Darlet main­tient l’idée que le capi­tal est un rap­port social. Il s’oppose à Camatte en disant que c’est la valeur qui est sujet du dévelop­pe­ment. En conséquence c’est bien d’une théorie rela­ti­viste de la valeur dont nous aurions besoin et non pas d’une théorie rela­ti­viste du capi­tal, ce der­nier ne représen­tant qu’une forme de la valeur [c’est nous qui sou­li­gnons]. Une forme qui s’exprime dans un dis­cours [« le dis­cours du capi­tal », for­mule que nous uti­li­se­rons fréquem­ment].

Puis il perçoit l’oppo­si­tion ou la contra­dic­tion avec ce que dit Camatte et il précise : fina­le­ment, le problème et l’erreur c’est de vou­loir fonder une théorie rela­ti­viste de n’importe quoi. Or il faut chan­ger de ter­rain et retrou­ver celui des Manuscrits de 184431.

Le seul moyen de nier le capi­tal ce n’est pas d’être révolu­tion­naire32, mais d’être com­mu­niste.

[Nous ne pou­vons pas aujourd’hui être d’accord avec cela et nous avons abordé ce point dans la conclu­sion de notre arti­cle-édito du no 16 de Temps cri­ti­ques et aussi dans différents pas­sa­ges où nous cri­ti­quons la notion de « com­mu­ni­sa­tion33 ».]

 

Camatte rajoute, mais dans le même sens : à la fic­ti­vité du capi­tal (moment d’affir­ma­tion posi­tif), il faut oppo­ser le négatif du com­mu­nisme.

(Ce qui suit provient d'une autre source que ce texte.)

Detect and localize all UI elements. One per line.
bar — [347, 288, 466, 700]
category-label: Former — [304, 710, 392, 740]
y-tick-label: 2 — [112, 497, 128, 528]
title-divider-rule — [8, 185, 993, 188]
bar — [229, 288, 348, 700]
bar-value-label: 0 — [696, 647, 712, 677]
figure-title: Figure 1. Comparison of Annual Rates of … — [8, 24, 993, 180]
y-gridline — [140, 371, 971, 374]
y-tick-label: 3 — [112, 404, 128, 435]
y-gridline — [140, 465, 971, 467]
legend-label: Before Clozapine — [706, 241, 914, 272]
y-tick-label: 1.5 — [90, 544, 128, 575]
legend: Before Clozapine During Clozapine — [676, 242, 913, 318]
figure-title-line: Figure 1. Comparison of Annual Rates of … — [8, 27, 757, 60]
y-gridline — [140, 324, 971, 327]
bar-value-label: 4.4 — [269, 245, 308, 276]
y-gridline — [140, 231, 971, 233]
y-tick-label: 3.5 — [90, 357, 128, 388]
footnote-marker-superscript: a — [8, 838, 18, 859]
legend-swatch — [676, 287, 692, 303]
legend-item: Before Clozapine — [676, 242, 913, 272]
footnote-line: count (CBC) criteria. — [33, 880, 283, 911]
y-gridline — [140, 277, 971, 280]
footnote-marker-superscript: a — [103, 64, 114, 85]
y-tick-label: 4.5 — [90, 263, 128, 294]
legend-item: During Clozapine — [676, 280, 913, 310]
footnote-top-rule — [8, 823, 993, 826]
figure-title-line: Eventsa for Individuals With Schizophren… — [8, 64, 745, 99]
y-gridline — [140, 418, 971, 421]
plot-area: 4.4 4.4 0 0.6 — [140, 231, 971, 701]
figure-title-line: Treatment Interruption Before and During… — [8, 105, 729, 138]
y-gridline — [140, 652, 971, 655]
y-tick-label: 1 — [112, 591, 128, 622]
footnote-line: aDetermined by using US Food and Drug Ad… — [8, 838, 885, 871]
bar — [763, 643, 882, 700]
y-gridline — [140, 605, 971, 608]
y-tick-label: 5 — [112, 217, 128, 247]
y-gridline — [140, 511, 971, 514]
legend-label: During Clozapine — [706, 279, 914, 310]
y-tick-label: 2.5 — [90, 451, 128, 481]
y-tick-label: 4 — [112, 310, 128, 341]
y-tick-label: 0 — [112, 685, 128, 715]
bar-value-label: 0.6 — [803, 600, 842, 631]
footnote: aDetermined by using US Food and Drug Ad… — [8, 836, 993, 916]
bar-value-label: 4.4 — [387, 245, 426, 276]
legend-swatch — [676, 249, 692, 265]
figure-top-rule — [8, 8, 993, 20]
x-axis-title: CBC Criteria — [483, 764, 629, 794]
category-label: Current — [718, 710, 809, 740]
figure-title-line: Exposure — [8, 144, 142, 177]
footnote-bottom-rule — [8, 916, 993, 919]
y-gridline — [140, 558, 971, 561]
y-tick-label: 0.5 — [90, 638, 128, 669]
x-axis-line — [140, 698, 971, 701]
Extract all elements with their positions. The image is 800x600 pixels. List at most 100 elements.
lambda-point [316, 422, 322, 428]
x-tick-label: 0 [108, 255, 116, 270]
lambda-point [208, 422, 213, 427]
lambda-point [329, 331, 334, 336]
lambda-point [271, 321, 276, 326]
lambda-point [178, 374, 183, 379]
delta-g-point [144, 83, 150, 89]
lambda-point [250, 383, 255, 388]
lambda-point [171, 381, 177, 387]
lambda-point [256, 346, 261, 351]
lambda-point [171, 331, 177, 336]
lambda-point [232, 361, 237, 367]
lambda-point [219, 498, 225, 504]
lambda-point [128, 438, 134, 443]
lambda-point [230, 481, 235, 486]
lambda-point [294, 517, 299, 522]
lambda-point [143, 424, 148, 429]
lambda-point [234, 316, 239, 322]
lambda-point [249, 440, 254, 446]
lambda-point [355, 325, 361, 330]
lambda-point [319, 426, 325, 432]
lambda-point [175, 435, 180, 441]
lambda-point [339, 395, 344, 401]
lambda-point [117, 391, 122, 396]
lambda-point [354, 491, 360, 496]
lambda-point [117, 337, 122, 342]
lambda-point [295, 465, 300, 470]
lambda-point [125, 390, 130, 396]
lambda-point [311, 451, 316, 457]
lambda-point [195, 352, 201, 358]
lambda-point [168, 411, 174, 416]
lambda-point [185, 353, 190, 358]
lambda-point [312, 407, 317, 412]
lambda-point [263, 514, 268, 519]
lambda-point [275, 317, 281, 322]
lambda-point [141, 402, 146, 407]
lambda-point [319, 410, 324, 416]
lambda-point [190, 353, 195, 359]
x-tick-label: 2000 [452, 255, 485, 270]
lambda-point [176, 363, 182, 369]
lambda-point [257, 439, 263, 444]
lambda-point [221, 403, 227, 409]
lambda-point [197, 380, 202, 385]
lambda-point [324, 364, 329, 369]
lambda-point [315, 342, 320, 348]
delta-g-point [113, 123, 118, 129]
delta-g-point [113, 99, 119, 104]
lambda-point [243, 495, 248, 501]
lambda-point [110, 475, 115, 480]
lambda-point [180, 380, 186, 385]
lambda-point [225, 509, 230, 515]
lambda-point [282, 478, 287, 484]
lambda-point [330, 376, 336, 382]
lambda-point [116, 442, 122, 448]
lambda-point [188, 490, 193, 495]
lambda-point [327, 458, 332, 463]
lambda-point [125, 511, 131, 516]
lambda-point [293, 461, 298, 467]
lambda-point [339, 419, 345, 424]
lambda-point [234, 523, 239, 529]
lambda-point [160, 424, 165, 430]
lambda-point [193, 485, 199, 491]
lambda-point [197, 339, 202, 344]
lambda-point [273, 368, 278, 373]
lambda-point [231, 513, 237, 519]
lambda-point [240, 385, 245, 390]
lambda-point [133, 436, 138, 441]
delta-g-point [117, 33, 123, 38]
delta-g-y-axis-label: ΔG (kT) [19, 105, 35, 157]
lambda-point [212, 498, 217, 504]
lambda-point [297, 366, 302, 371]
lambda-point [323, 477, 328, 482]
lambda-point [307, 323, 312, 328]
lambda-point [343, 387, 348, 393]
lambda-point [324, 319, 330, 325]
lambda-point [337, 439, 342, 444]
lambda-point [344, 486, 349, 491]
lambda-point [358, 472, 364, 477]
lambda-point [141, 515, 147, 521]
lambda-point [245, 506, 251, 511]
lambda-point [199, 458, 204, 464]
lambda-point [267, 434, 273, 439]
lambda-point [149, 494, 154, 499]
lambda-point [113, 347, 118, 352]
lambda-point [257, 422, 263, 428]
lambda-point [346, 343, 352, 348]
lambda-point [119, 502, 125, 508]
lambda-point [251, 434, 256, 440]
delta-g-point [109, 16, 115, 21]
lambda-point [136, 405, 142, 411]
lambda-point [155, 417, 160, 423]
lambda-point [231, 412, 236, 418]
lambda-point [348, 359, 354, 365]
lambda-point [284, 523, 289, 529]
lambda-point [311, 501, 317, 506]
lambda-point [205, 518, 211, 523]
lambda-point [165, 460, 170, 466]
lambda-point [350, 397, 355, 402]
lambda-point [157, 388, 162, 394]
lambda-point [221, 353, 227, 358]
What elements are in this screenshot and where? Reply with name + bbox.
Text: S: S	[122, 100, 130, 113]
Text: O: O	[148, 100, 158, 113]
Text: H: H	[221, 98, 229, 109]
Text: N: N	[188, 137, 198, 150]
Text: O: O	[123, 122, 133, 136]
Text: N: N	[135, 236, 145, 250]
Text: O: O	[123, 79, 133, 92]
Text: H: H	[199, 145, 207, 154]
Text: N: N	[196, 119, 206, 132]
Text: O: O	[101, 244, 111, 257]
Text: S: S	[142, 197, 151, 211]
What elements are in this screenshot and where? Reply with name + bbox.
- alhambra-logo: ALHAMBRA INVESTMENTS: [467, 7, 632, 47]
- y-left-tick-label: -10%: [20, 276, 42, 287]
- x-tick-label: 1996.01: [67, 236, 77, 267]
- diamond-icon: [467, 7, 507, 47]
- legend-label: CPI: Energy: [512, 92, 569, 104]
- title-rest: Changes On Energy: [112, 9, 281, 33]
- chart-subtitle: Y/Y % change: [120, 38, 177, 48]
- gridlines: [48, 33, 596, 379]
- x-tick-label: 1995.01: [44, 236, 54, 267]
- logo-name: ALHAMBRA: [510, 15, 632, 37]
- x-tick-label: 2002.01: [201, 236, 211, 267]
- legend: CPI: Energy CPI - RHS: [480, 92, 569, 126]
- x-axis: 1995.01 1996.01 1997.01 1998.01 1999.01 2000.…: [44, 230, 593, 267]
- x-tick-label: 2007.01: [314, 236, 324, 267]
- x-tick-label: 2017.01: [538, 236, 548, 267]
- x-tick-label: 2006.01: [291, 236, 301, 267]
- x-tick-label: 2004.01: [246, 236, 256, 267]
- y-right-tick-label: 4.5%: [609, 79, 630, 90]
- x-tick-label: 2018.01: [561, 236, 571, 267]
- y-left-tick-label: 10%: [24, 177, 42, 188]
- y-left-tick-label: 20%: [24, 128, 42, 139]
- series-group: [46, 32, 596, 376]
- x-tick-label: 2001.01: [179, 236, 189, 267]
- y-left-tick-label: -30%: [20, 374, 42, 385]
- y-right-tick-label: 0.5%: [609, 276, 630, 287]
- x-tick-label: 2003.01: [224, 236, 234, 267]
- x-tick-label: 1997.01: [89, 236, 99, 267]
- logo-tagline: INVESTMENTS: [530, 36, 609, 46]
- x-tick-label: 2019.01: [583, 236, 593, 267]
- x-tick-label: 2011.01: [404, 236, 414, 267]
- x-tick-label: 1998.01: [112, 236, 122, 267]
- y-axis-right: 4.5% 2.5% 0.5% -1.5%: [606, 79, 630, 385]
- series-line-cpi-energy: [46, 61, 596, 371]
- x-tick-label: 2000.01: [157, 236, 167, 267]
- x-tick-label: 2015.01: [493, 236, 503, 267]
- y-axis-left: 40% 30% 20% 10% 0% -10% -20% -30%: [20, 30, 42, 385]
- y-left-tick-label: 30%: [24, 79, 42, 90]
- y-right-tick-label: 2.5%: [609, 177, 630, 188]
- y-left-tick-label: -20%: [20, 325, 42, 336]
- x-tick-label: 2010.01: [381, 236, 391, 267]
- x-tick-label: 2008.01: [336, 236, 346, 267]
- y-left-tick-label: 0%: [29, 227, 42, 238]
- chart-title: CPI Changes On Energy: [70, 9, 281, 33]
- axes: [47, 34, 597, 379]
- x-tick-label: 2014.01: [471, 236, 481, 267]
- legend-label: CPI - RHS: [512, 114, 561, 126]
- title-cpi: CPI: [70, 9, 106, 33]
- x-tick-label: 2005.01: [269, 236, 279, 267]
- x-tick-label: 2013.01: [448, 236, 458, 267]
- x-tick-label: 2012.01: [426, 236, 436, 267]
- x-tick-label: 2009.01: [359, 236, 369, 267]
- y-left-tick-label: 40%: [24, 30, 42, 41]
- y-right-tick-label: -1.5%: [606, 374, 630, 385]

[Idée de rup­ture abso­lue qui nous semble datée aujourd’hui où se dis­cu­tent les liens entre alter­na­ti­ves et révolu­tion, où l’insur­rec­tion­nisme se mani­feste comme pro­ces­sus et où, malgré ses limi­tes, il ques­tionne le concept de Révolu­tion]

 

Darlet pour­suit : la loi de la valeur n’est qu’une représen­ta­tion des Hommes à une époque donnée (celle de l’écono­mie clas­si­que), mais Marx a cherché à en faire un système struc­tu­ral, une vérita­ble com­bi­na­toire qui ne laisse plus aucune place à la dia­lec­ti­que. À partir des schémas marxis­tes (synthèse p. 88), il abou­tit au fait que pour qu’elle fonc­tionne encore, il fau­drait intégrer poten­tiel­le­ment (en théorie) de plus en plus de tra­vailleurs pro­duc­tifs… et encore bien plus de tra­vailleurs impro­duc­tifs or, en pra­ti­que seul le nombre des tra­vailleurs impro­duc­tifs aug­mente vrai­ment, ce qui entraîne nor­ma­le­ment la dévalo­ri­sa­tion. Or, pour Marx, une situa­tion comme celle où on trou­ve­rait un plus grand nombre de tra­vailleurs impro­duc­tifs que de tra­vailleurs pro­duc­tifs devait abou­tir à la révolu­tion. Statistiquement, cette situa­tion semble atteinte, par exem­ple aux États-Unis, depuis 1956.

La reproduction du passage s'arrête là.